Equites were mixed in yesterday’s trading, with the Nasdaq remaining in a strong continuation pattern on the back of strong revenue guidance from Nvidia (NVDA) while the broader S&P 500 is still unable break above late January highs.

The recent excitement around technology stocks has overshadowed the debt ceiling impasse, which remains a concern, as well as interest rates and the U.S. dollar that have been moving higher against major reserve currency peers such as the yen and euro. The yield on 2-year Treasury notes has also quietly risen to the highest level since the regional bank stress began back in March.

Since the Fed makes policy decisions that closely track the two-year yield, the recent rise implies the bond market is currently at ease with the banking system as well as perhaps the expectation of an amicable resolution to the ongoing debt ceiling debate.

When it comes to the health of the overall economy, the spread between 3-month and 10-year Treasuries remains deeply inverted, suggesting a recession is on the horizon. However, it is extremely difficult to pinpoint the exact time, magnitude, and duration of economic contraction.

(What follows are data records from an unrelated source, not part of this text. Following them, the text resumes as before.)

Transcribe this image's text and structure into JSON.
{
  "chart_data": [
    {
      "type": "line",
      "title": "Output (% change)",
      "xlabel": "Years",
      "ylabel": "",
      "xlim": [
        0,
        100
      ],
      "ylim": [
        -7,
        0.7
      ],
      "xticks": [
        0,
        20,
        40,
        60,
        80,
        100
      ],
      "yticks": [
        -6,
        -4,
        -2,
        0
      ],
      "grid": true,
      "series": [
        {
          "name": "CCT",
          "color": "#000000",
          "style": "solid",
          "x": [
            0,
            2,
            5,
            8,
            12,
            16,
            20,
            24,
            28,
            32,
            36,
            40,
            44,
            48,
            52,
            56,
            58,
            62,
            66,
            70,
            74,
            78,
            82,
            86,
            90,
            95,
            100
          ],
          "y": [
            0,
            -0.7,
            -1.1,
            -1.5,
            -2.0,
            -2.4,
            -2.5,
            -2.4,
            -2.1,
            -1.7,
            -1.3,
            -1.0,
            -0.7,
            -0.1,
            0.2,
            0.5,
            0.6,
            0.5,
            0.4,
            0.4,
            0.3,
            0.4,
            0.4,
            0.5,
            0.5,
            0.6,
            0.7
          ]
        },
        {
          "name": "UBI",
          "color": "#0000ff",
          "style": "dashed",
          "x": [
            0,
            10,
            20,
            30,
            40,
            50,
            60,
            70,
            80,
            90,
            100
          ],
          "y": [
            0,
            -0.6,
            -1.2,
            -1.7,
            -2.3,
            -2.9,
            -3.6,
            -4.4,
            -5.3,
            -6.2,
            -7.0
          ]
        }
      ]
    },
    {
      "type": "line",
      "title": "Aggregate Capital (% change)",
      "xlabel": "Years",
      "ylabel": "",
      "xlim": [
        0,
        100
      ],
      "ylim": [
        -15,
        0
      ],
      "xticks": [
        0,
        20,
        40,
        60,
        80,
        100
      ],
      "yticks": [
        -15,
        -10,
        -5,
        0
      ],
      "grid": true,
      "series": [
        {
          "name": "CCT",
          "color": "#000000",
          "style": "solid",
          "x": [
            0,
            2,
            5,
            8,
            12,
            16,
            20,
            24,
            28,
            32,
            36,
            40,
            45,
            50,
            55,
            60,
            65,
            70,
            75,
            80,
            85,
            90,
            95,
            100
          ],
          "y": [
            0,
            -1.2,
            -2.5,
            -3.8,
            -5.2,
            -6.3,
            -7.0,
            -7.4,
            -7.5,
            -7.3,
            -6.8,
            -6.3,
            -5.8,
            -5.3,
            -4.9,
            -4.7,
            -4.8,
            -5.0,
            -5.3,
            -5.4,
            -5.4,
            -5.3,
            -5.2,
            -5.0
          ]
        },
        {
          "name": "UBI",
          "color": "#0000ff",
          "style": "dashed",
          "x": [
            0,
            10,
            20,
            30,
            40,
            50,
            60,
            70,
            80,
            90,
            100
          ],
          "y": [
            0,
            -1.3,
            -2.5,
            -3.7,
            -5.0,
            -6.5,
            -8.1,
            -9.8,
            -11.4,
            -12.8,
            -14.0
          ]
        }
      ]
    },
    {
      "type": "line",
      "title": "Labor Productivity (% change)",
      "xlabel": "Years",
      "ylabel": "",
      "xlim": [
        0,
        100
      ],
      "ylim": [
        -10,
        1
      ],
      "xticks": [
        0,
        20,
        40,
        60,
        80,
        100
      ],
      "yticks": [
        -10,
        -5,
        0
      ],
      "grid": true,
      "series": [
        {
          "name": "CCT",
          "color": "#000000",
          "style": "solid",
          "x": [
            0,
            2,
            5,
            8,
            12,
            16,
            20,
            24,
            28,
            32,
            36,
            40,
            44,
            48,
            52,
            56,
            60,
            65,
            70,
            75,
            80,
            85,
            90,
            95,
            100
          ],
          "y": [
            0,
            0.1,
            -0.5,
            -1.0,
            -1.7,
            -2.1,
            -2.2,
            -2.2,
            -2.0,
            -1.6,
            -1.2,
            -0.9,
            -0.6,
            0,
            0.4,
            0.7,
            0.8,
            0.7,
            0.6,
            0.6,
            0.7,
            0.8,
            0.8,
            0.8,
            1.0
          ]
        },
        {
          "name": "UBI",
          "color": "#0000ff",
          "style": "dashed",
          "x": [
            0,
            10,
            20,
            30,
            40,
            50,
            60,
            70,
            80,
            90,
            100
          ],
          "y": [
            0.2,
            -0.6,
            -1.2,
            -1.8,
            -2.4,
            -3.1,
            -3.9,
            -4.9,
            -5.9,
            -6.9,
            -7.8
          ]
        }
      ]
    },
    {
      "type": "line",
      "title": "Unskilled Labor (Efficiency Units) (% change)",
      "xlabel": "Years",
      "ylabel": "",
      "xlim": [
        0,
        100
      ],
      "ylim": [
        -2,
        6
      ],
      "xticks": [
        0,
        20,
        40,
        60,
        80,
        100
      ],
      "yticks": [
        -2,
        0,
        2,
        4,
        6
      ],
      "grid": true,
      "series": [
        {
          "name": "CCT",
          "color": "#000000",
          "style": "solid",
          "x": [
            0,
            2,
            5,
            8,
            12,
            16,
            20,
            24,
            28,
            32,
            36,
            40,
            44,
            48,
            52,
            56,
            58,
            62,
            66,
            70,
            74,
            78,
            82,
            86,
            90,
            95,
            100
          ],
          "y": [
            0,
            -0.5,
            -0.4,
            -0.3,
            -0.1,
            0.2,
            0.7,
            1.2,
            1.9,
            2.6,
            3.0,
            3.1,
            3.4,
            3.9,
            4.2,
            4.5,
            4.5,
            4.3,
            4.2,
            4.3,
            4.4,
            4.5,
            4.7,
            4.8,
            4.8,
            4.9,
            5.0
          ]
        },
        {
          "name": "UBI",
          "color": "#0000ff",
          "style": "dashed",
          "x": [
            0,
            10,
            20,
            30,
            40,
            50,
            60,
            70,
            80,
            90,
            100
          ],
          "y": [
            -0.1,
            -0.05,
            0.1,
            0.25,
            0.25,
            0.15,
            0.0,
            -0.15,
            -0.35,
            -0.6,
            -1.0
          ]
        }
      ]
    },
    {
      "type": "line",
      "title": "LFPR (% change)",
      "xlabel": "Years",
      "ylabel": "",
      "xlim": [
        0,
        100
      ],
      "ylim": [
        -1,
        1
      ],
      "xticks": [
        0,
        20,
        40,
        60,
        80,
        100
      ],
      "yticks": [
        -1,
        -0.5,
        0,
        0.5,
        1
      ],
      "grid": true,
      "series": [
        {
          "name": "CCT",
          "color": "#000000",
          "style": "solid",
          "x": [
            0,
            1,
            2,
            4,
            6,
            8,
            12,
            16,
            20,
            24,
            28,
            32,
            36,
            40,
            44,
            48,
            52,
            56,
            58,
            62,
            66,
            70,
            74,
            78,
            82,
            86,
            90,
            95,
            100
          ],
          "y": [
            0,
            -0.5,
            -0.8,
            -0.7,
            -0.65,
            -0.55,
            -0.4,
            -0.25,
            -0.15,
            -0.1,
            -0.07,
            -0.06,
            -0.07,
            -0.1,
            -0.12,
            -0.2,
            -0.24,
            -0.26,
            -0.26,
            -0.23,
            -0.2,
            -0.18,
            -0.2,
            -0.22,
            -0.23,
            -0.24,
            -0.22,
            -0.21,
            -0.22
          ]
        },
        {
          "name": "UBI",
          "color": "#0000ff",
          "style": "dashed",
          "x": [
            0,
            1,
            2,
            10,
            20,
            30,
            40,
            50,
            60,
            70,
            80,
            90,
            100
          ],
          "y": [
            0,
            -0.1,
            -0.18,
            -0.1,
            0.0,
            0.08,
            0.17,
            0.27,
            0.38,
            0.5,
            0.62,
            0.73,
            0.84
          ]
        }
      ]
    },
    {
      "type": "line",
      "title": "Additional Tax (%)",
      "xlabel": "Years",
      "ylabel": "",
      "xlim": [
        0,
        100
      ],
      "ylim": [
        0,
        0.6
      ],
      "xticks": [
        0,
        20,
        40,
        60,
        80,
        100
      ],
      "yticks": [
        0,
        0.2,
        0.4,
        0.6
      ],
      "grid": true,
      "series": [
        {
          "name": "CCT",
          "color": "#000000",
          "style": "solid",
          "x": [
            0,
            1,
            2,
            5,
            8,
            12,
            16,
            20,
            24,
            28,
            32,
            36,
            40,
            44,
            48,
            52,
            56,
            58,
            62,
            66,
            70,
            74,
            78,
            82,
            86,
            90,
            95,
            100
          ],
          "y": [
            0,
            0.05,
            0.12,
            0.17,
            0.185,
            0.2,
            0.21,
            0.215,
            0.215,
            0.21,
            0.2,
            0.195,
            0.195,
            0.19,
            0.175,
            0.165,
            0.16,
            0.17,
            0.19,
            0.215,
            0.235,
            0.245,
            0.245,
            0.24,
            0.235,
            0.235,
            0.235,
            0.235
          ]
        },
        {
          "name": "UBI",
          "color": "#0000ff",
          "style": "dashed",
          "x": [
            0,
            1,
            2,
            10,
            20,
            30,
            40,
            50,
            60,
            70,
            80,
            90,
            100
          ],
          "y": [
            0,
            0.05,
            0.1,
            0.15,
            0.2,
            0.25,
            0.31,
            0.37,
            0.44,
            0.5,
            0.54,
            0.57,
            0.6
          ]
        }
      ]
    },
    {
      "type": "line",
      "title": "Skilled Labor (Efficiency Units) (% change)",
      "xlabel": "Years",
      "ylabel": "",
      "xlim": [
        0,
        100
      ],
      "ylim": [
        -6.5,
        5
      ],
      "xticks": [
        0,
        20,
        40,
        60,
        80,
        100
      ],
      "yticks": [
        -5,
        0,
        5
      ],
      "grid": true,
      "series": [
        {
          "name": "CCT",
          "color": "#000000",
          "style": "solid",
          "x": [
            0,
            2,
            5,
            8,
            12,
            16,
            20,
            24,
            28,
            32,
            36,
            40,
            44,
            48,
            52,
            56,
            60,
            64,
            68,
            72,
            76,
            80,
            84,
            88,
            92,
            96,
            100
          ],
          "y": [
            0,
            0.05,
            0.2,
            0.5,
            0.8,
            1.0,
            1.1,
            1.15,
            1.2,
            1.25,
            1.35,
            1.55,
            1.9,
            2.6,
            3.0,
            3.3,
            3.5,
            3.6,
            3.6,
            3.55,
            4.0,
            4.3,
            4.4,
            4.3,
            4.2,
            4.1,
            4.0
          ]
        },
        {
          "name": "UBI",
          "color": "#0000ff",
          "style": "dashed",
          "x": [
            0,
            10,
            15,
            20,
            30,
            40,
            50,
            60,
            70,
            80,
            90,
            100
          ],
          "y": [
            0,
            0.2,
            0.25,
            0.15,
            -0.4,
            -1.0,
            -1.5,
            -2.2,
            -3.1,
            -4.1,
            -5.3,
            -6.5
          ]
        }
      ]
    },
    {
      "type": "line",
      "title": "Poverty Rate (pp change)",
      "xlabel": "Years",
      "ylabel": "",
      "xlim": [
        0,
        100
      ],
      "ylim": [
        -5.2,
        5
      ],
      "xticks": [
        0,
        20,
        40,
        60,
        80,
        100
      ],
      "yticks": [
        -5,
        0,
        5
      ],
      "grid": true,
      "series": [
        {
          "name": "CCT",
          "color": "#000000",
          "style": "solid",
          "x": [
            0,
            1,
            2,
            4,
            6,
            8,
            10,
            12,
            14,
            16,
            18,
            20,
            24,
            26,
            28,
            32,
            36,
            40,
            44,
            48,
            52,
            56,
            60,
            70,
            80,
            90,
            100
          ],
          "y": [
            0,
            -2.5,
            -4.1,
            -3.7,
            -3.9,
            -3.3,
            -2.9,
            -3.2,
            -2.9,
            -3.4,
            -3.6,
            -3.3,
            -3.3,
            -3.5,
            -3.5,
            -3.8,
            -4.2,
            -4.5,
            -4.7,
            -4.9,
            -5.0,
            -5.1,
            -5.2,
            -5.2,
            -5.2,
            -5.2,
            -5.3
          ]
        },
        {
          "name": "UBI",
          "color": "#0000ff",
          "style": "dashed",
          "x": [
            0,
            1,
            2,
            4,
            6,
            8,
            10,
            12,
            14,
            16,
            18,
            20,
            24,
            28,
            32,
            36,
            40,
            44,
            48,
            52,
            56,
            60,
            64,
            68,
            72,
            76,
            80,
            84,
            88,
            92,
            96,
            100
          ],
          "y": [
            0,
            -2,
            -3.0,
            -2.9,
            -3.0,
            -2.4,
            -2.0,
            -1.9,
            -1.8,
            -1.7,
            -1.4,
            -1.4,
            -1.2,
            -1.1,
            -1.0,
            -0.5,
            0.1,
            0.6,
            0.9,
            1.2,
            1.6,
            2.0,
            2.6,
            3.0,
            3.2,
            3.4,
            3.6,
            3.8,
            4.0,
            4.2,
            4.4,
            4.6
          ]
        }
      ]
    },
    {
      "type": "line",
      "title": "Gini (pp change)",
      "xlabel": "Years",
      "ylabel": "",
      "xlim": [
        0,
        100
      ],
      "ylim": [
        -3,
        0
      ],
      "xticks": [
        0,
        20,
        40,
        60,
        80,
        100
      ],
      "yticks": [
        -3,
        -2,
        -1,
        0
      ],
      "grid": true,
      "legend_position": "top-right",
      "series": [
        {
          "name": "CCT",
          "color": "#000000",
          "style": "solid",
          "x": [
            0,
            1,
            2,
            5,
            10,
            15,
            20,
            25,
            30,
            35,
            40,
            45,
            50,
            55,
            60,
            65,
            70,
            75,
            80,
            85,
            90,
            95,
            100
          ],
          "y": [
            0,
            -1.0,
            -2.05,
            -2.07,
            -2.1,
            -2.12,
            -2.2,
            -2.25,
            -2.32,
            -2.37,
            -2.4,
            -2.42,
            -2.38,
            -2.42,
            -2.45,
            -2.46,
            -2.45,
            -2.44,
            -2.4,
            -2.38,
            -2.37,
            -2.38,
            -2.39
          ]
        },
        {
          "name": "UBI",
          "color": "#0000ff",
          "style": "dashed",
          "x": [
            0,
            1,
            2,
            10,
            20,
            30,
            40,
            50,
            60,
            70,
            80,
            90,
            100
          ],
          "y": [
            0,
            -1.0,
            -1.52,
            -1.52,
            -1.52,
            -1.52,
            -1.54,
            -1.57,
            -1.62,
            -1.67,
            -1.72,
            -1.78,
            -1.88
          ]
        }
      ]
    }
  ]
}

Along with the yield curve inversion, the trend in initial jobless claims must also begin to rise along with consecutive monthly upticks in unemployment. With that said, new jobless claims printed a lower than expected number this week on top of downward revisions to the previous week.

1Q gross domestic product figures were also revised higher, which corresponds to higher interest rates indicating an economy that is still trending in the right direction. The FOMC meeting minutes released earlier in the week read largely as market participants expected.

There remains a clear divide between committee members that are concerned about the tightening lag and tighter credit conditions and those that feel more hikes are needed due to insufficient progress on inflation so far. With earnings season winding down, investors’ attention will shift to the next labor market report, inflation data, and the mid-June FOMC meeting.